A trajetória de Manson também percorre o dia a dia de pequenas turbulências familiares. Desde o começo, acompanha-se a separação dos seus pais, que possuem altos e baixos, momentos e emoções distintas. No entanto, Linklater consegue conotar um tom dramático bem preciso, sem exageros e sem deixar de captar a delicadeza de brigas de pais vistas por filhos. Manson também vivencia as desventuras amorosas da sua mãe, interpretada por Patrícia Arquette. Ela oscila entre o desejo de viver um novo amor – e de construir uma família com seus parceiros – e as suas decepções, frustrações e a luta solitária contra um torpe machismo texano. Mais sutil, junto ao pai, é uma forma de olhar que passa a ser compartilhada, quando, já adolescente, passa a enxergar com certo desejo as moças que passam ao redor dele. Dentro desse contexto múltiplo, Linklater sempre concentra-se em registrar o ponto de vista íntimo (e até egoísta) de Manson, como sua fúria quando precisa, novamente, mudar de casa. Ou, numa das melhores cenas, como reage com uma calada indignação quando o seu padrasto acaba por cortar seus cabelos de maneira autoritária.

boyhood2

A riqueza de Boyhood está em filmar com maestria esses acontecimentos menores, fugidios, cheios de normalidade. Ao final, Manson quer apenas ter uma vida autônoma, emocionalmente desvinculada da turbulência dos pais, porque esta já não é sua.

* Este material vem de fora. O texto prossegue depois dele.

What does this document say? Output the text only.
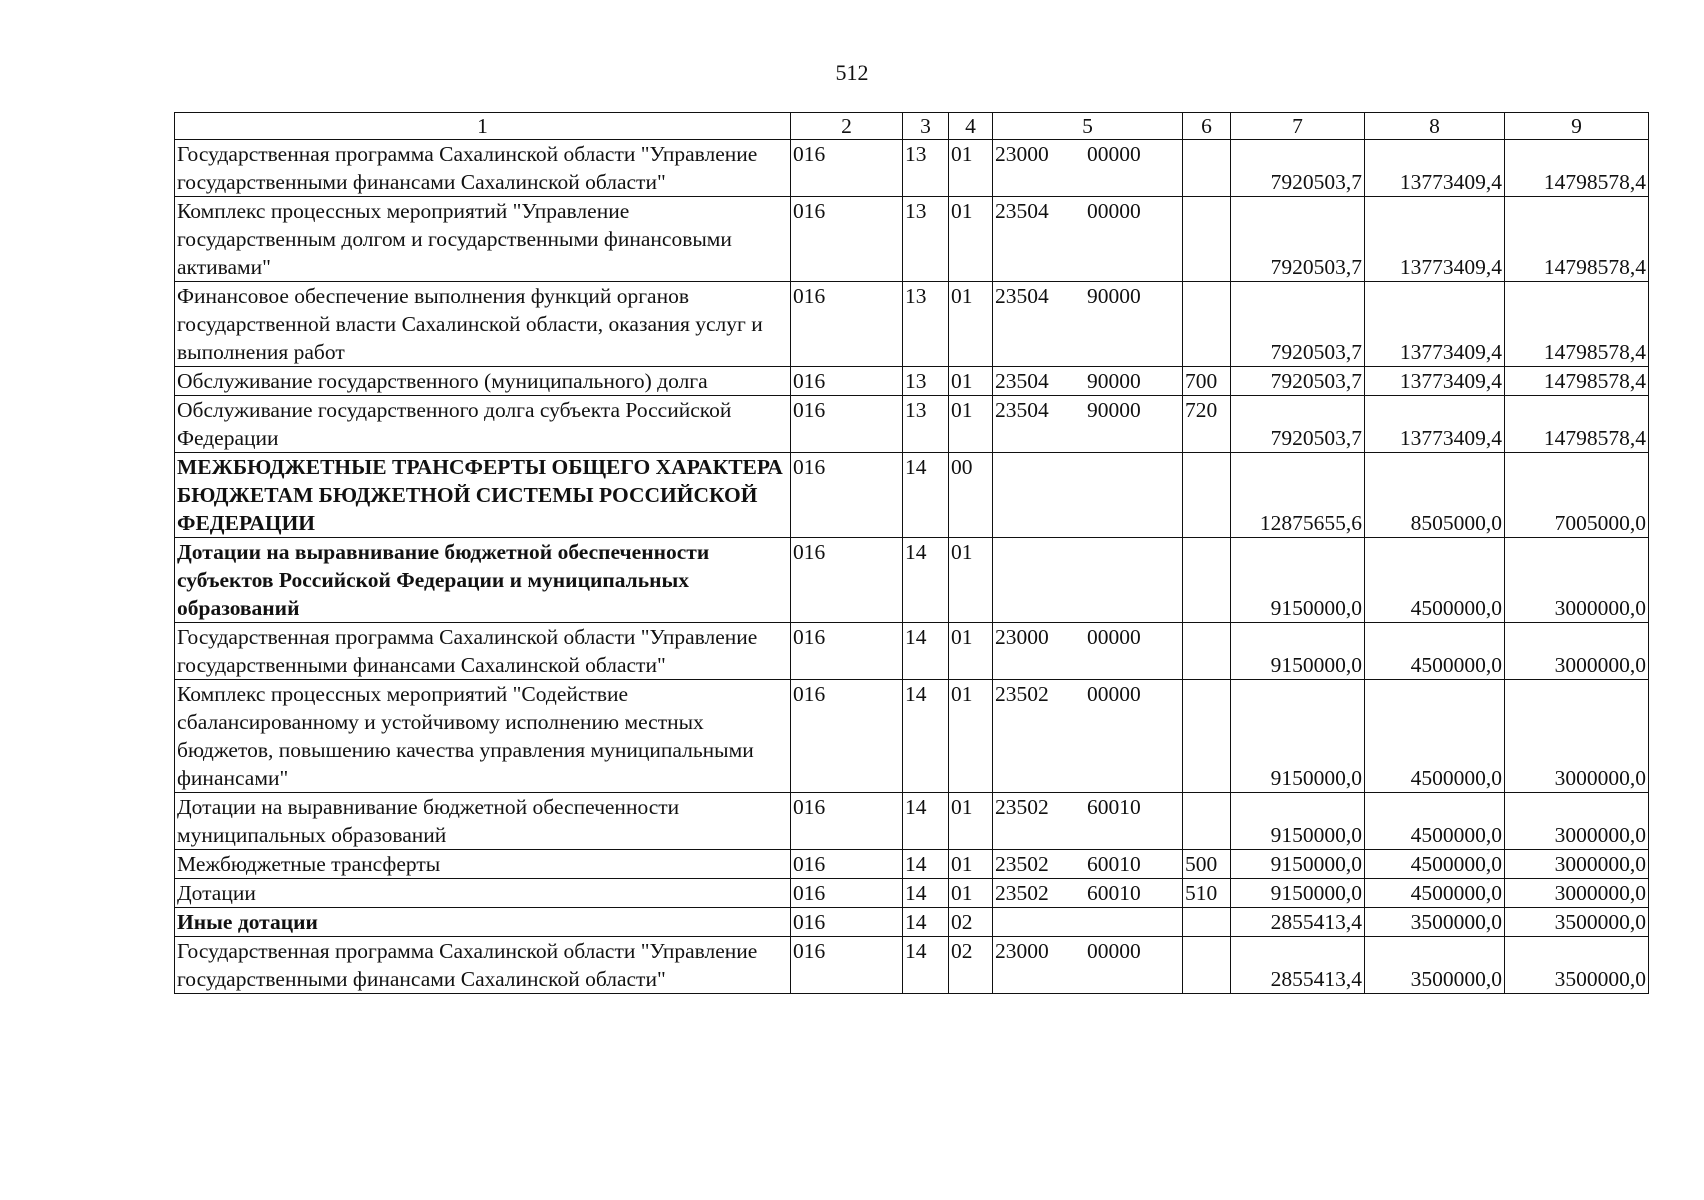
512
1	2	3	4	5	6	7	8	9
Государственная программа Сахалинской области "Управление государственными финансами Сахалинской области"	016	13	01	23000 00000		7920503,7	13773409,4	14798578,4
Комплекс процессных мероприятий "Управление государственным долгом и государственными финансовыми активами"	016	13	01	23504 00000		7920503,7	13773409,4	14798578,4
Финансовое обеспечение выполнения функций органов государственной власти Сахалинской области, оказания услуг и выполнения работ	016	13	01	23504 90000		7920503,7	13773409,4	14798578,4
Обслуживание государственного (муниципального) долга	016	13	01	23504 90000	700	7920503,7	13773409,4	14798578,4
Обслуживание государственного долга субъекта Российской Федерации	016	13	01	23504 90000	720	7920503,7	13773409,4	14798578,4
МЕЖБЮДЖЕТНЫЕ ТРАНСФЕРТЫ ОБЩЕГО ХАРАКТЕРА БЮДЖЕТАМ БЮДЖЕТНОЙ СИСТЕМЫ РОССИЙСКОЙ ФЕДЕРАЦИИ	016	14	00			12875655,6	8505000,0	7005000,0
Дотации на выравнивание бюджетной обеспеченности субъектов Российской Федерации и муниципальных образований	016	14	01			9150000,0	4500000,0	3000000,0
Государственная программа Сахалинской области "Управление государственными финансами Сахалинской области"	016	14	01	23000 00000		9150000,0	4500000,0	3000000,0
Комплекс процессных мероприятий "Содействие сбалансированному и устойчивому исполнению местных бюджетов, повышению качества управления муниципальными финансами"	016	14	01	23502 00000		9150000,0	4500000,0	3000000,0
Дотации на выравнивание бюджетной обеспеченности муниципальных образований	016	14	01	23502 60010		9150000,0	4500000,0	3000000,0
Межбюджетные трансферты	016	14	01	23502 60010	500	9150000,0	4500000,0	3000000,0
Дотации	016	14	01	23502 60010	510	9150000,0	4500000,0	3000000,0
Иные дотации	016	14	02			2855413,4	3500000,0	3500000,0
Государственная программа Сахалинской области "Управление государственными финансами Сахалинской области"	016	14	02	23000 00000		2855413,4	3500000,0	3500000,0
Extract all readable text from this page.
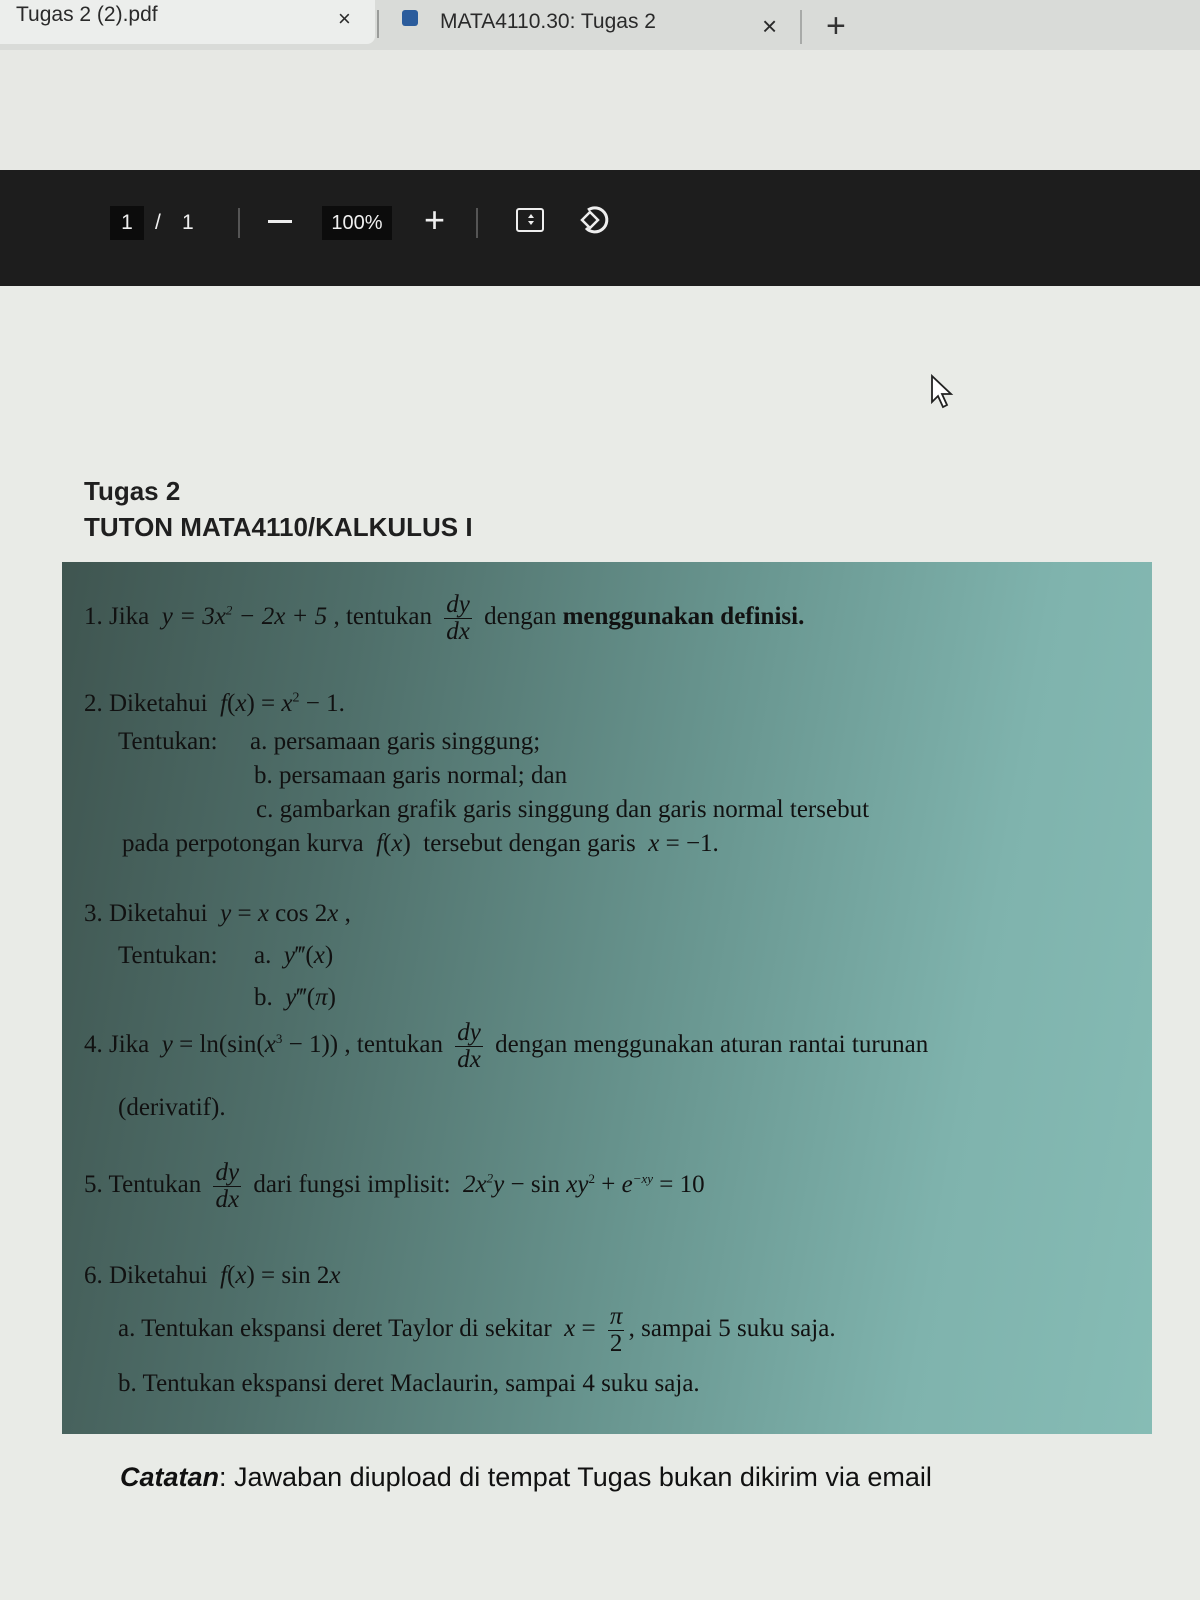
Tugas 2 (2).pdf	×	MATA4110.30: Tugas 2	× +
1	/ 1	100% +
Tugas 2
TUTON MATA4110/KALKULUS I
1. Jika  $y = 3x^2 - 2x + 5$ , tentukan $\frac{dy}{dx}$ dengan menggunakan definisi.
2. Diketahui  $f(x) = x^2 - 1$.
Tentukan: a. persamaan garis singgung;
b. persamaan garis normal; dan
c. gambarkan grafik garis singgung dan garis normal tersebut
pada perpotongan kurva  f(x)  tersebut dengan garis  x = −1.
3. Diketahui  y = x cos 2x ,
Tentukan: a.  y‴(x)
b.  y‴(π)
4. Jika  $y = \ln(\sin(x^3 - 1))$ , tentukan $\frac{dy}{dx}$ dengan menggunakan aturan rantai turunan
(derivatif).
5. Tentukan $\frac{dy}{dx}$ dari fungsi implisit:  $2x^2y - \sin xy^2 + e^{-xy} = 10$
6. Diketahui  f(x) = sin 2x
a. Tentukan ekspansi deret Taylor di sekitar  $x = \frac{\pi}{2}$ , sampai 5 suku saja.
b. Tentukan ekspansi deret Maclaurin, sampai 4 suku saja.
Catatan: Jawaban diupload di tempat Tugas bukan dikirim via email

Quando, já na vida universitária, encontra seus novos amigos – sem rumo, sem saber bem quem eles são, sem ter de fato o que fazer – e passa a andar com eles, termina a gritar entre uma paisagem ampla, montanhas e uma bela garota que está sentada ao seu lado. Boyhood é o retrato de uma sensibilidade que expande seus brônquios e impulsiona sua busca por horizontes mais amplos e íntimos, no momento em que um sorriso passa, delicadamente, a habitar um rosto.